De l’avis de plusieurs sources, cette sécurité islamique n’est que le « bras armé » de l’association islamique Nachroul islam qu’elles disent être proche du mouvement sunnite. A écouter El hadj Harouna Balma, l’un des responsables dans la gestion de la grande mosquée de Pouytenga, l’initiative de cette sécurité islamique remonte depuis près de deux ans, lors de la mise en place du nouveau bureau de la communauté musulmane de Pouytenga. En effet, se souvient-il, l’ancien bureau de la communauté dirigé par El hadj Kassoum Sini, a été débarqué sans consensus au sein des fidèles musulmans de la ville et même sans l’aval du bureau provincial du Kourittenga. Ce qui, en son temps, a entraîné, selon lui, un affrontement entre les partisans de l’ancien bureau sous la conduite des mouvements chiites ou musulmans modérés et ceux du nouveau bureau sous la conduite de l’Association islamique Nachroul islam. De son avis, c’est dans sa volonté d’imposer son leadership et mieux implanter sa doctrine à Pouytenga que la structure a activé la mise en place de sa sécurité. En plus des jeunes recrues de l’école islamique et de ceux de son service d’ordre chargés de la sécurité des engins lors des manifestations, des jeunes sont recrutés et formés. Pendant que l’affaire du bureau de la communauté musulmane de Pouytenga est en justice, l’association va jeter son dévolu sur la grande mosquée où elle veut imposer son imam, toujours selon El hadj Balma. Le vendredi 2 février 2018, tandis que les fidèles s’attendaient à être dirigés par l’ancien imam, un autre s’est présenté sous prétexte que la prière du vendredi doit désormais être dirigée à tour de rôle. Deux imams soutenus par deux camps s’affrontent ce jour et la grande mosquée de Pouytenga qui fait partie des vieilles du Burkina Faso a été fermée. Pour El hadj Balma, ce jour 2 février 2018, la sécurité islamique était déjà opérationnelle et a semé le désordre dans cet affrontement. Dans sa stratégie de bien s’implanter à Pouytenga, l’association a fait «circuler l’argent pour mieux recruter ses fidèles» et motiver les jeunes, nous souffle le conseiller Jacques Yaméogo. Des motos de marque «Sirus» ont été achetées et distribuées à la plupart des jeunes qui sont fidèles à la doctrine, et de l’argent a circulé dans les quartiers pour «acheter» les personnes âgées, affirme El hadj Harouna Balma. Il se demande quelles sont les sources de financement de cette association et les desseins de ses « bailleurs ».

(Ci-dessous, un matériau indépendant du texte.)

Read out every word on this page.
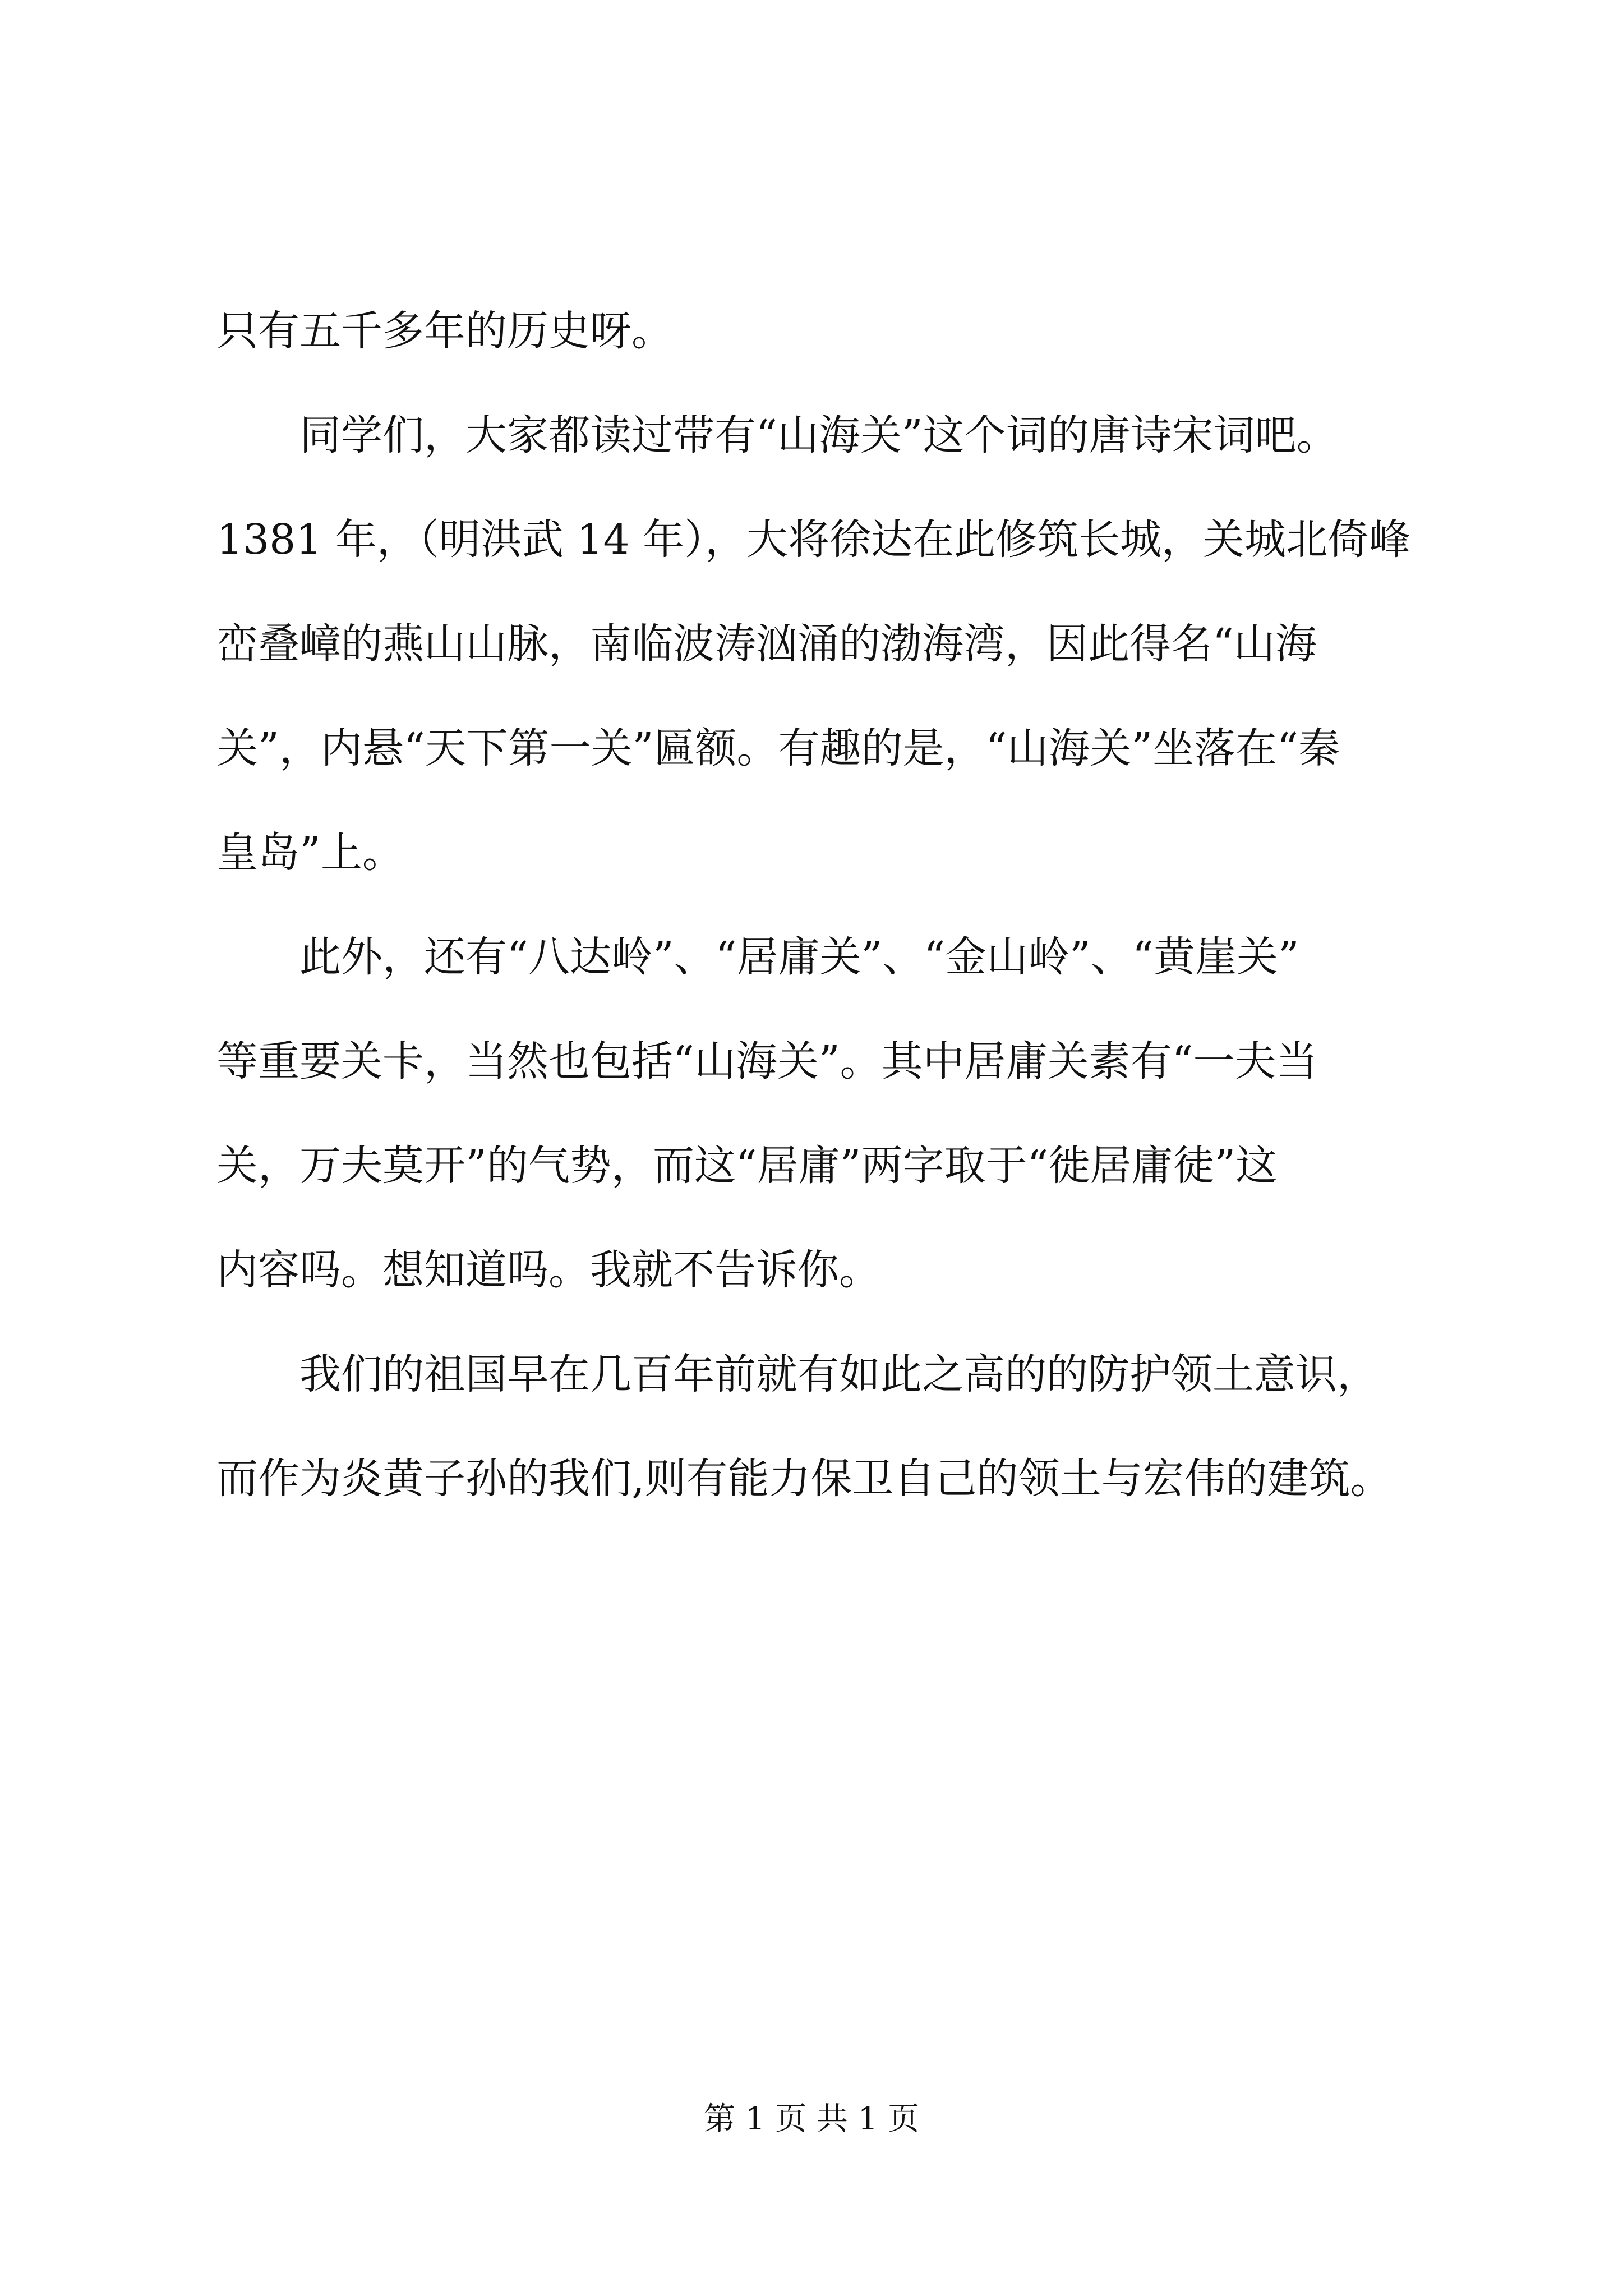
只有五千多年的历史呀。
同学们，大家都读过带有“山海关”这个词的唐诗宋词吧。
1381 年，（明洪武 14 年），大将徐达在此修筑长城，关城北倚峰
峦叠嶂的燕山山脉，南临波涛汹涌的渤海湾，因此得名“山海
关”，内悬“天下第一关”匾额。有趣的是，“山海关”坐落在“秦
皇岛”上。
此外，还有“八达岭”、“居庸关”、“金山岭”、“黄崖关”
等重要关卡，当然也包括“山海关”。其中居庸关素有“一夫当
关，万夫莫开”的气势，而这“居庸”两字取于“徙居庸徒”这
内容吗。想知道吗。我就不告诉你。
我们的祖国早在几百年前就有如此之高的的防护领土意识，
而作为炎黄子孙的我们,则有能力保卫自己的领土与宏伟的建筑。
第 1 页 共 1 页
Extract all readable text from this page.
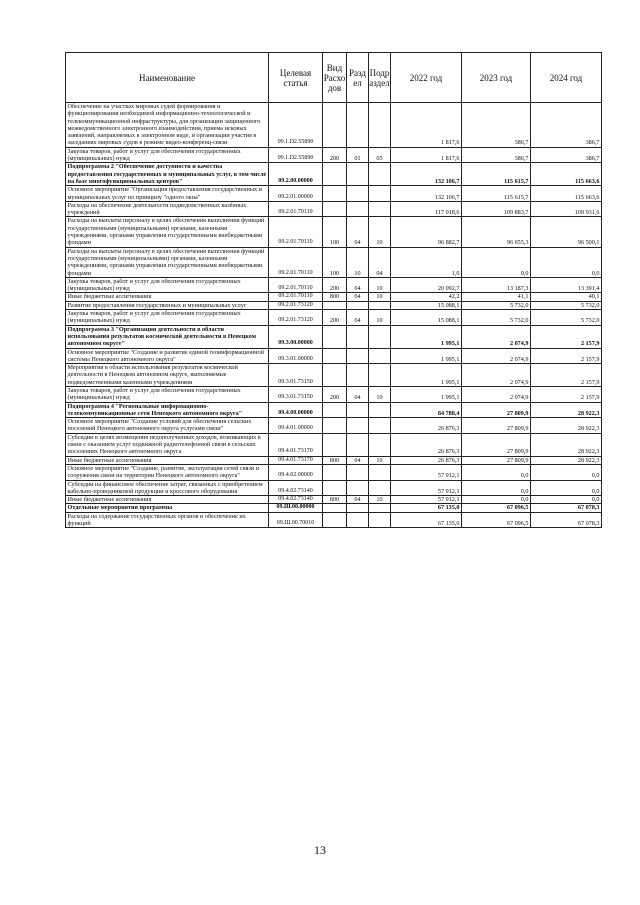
Наименование	Целевая статья	Вид Расхо дов	Разд ел	Подр аздел	2022 год	2023 год	2024 год
Обеспечение на участках мировых судей формирования и функционирования необходимой информационно-технологической и телекоммуникационной инфраструктуры, для организации защищенного межведомственного электронного взаимодействия, приема исковых заявлений, направляемых в электронном виде, и организации участия в заседаниях мировых судов в режиме видео-конференц-связи	09.1.D2.55890				1 817,6	386,7	386,7
Закупка товаров, работ и услуг для обеспечения государственных (муниципальных) нужд	09.1.D2.55890	200	01	05	1 817,6	386,7	386,7
Подпрограмма 2 "Обеспечение доступности и качества предоставления государственных и муниципальных услуг, в том числе на базе многофункциональных центров"	09.2.00.00000				132 106,7	115 615,7	115 663,6
Основное мероприятие "Организация предоставления государственных и муниципальных услуг по принципу "одного окна"	09.2.01.00000				132 106,7	115 615,7	115 663,6
Расходы на обеспечение деятельности подведомственных казённых учреждений	09.2.01.70110				117 018,6	109 883,7	109 931,6
Расходы на выплаты персоналу в целях обеспечения выполнения функций государственными (муниципальными) органами, казенными учреждениями, органами управления государственными внебюджетными фондами	09.2.01.70110	100	04	10	96 882,7	96 655,3	96 500,1
Расходы на выплаты персоналу в целях обеспечения выполнения функций государственными (муниципальными) органами, казенными учреждениями, органами управления государственными внебюджетными фондами	09.2.01.70110	100	10	04	1,0	0,0	0,0
Закупка товаров, работ и услуг для обеспечения государственных (муниципальных) нужд	09.2.01.70110	200	04	10	20 092,7	13 187,3	13 391,4
Иные бюджетные ассигнования	09.2.01.70110	800	04	10	42,2	41,1	40,1
Развитие предоставления государственных и муниципальных услуг	09.2.01.73120				15 088,1	5 732,0	5 732,0
Закупка товаров, работ и услуг для обеспечения государственных (муниципальных) нужд	09.2.01.73120	200	04	10	15 088,1	5 732,0	5 732,0
Подпрограмма 3 "Организация деятельности в области использования результатов космической деятельности в Ненецком автономном округе"	09.3.00.00000				1 995,1	2 074,9	2 157,9
Основное мероприятие "Создание и развитие единой геоинформационной системы Ненецкого автономного округа"	09.3.01.00000				1 995,1	2 074,9	2 157,9
Мероприятия в области использования результатов космической деятельности в Ненецком автономном округе, выполняемые подведомственными казенными учреждениями	09.3.01.73150				1 995,1	2 074,9	2 157,9
Закупка товаров, работ и услуг для обеспечения государственных (муниципальных) нужд	09.3.01.73150	200	04	10	1 995,1	2 074,9	2 157,9
Подпрограмма 4 "Региональные информационно-телекоммуникационные сети Ненецкого автономного округа"	09.4.00.00000				84 788,4	27 809,9	28 922,3
Основное мероприятие "Создание условий для обеспечения сельских поселений Ненецкого автономного округа услугами связи"	09.4.01.00000				26 876,3	27 809,9	28 922,3
Субсидии в целях возмещения недополученных доходов, возникающих в связи с оказанием услуг подвижной радиотелефонной связи в сельских поселениях Ненецкого автономного округа	09.4.01.73170				26 876,3	27 809,9	28 922,3
Иные бюджетные ассигнования	09.4.01.73170	800	04	10	26 876,3	27 809,9	28 922,3
Основное мероприятие "Создание, развитие, эксплуатация сетей связи и сооружения связи на территории Ненецкого автономного округа"	09.4.02.00000				57 912,1	0,0	0,0
Субсидии на финансовое обеспечение затрат, связанных с приобретением кабельно-проводниковой продукции и кроссового оборудования	09.4.02.73140				57 912,1	0,0	0,0
Иные бюджетные ассигнования	09.4.02.73140	800	04	10	57 912,1	0,0	0,0
Отдельные мероприятия программы	09.Ш.00.00000				67 135,0	67 096,5	67 078,3
Расходы на содержание государственных органов и обеспечение их функций	09.Ш.00.70010				67 135,0	67 096,5	67 078,3
13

Les prêches se sont radicalisés Selon un ancien membre de l’association qui a gardé l’anonymat pour une question de sécurité, depuis la naissance de l’association à Pouytenga, le ton du prêche musulman a pris une autre tournure dans plusieurs mosquées contrôlées par ses membres. « Les prêches sont devenus radicaux et l’association a une position extrémiste. Quand elle pose un acte qui est contre la loi, si tu veux donner ton point de vue, on te taxe de cafre donc un adversaire de la religion. Depuis que j’ai quitté, ils me considèrent comme un ennemi à abattre. Selon leur philosophie, le pays est dirigé par des cafres et les musulmans doivent prendre le pouvoir pour gérer selon leur règle », soutient cet ancien membre. Pour cette association, poursuit-il, un musulman ne doit pas fréquenter un chrétien ou un animiste encore moins, goutter sa nourriture, au risque d’aller en enfer. Si la dissolution de l’association est saluée par certains, d’autres par contre estiment que le travail n’est pas encore terminé. En effet, relèvent ces personnes, la graine semée reste et l’école islamique de cette structure constitue une pépinière. De l’avis du maire, Pouytenga est une commune particulière parce qu’elle est une ville moyenne où vivent plus d’une dizaine de nationalités, au regard de l’activité commerciale qui est très développée. Par conséquent, l’infiltration et la récupération de certains jeunes par les terroristes sont possibles.